Y, aún a pesar de lo mencionado, no se trata de actuaciones que inviten a una reflexión romanticista y que nos haga imaginar a un creador como alguien tocado por la luz imposible de las musas, por el contrario, es precisamente la fragilidad, la miseria y la soledad, común, cotidiana, de ambas actuaciones, lo que desarma y nos deja con ese sentimiento dentro para llevarnos a casa.
El diseño escénico de Tamara Figueroa, en este sentido, no hace más que potenciar lo antes descrito. Figueroa compone a partir de la limpieza escénica, con una alta dosis de generosidad, articula un espacio que filtra todo lo ajeno a la propuesta y elabora un lugar idóneo para que sean los actores y el texto, ejecutado, lo que desborde –cuantificadamente- la escena.

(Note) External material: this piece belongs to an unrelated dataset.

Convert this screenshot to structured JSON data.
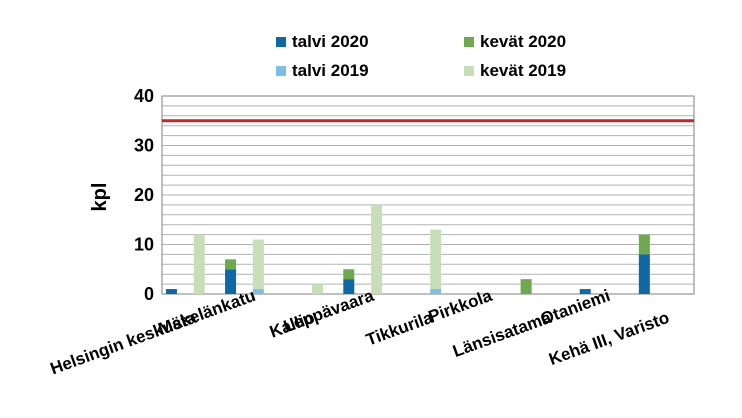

Finalmente, quisiera hacer una última observación. Tanto Jesús Urqueta como el teatro San Ginés, han acoplado aquí, un gesto político que me parece extremadamente interesante, el que es, precisamente, llevar a ese teatro esta obra. El teatro San Ginés, que ha permanecido a través del tiempo sólidamente en pie, siempre se ha caracterizado por una línea editorial que suele conocerse como “comercial”, adjetivo discutible, sin duda, pero que supone cierta marca de uso, entonces, no deja de ser políticamente atractiva la relación “Arpeggione/Teatro San Ginés” en tanto vincula dos mundos (prejuiciadamente) irreconciliables para cierta élite, más bien ideológica que otra cosa, en el acto mismo de generar esta temporada.
“Arpeggione” es un montaje imperdible por múltiples razones: es una obra que abre puertas reflexivas y emocionales (en el caso que puedan separarse), sostenida con pulcritud y belleza y que, además, rescata a uno de los más grandes dramaturgos latinoamericanos de todos los tiempos, se trata, entonces, de una obra que hay que ver.
Arpeggione
Hasta el 21 de julio
En Teatro San Ginés, Mallinkrodt 112, Providencia.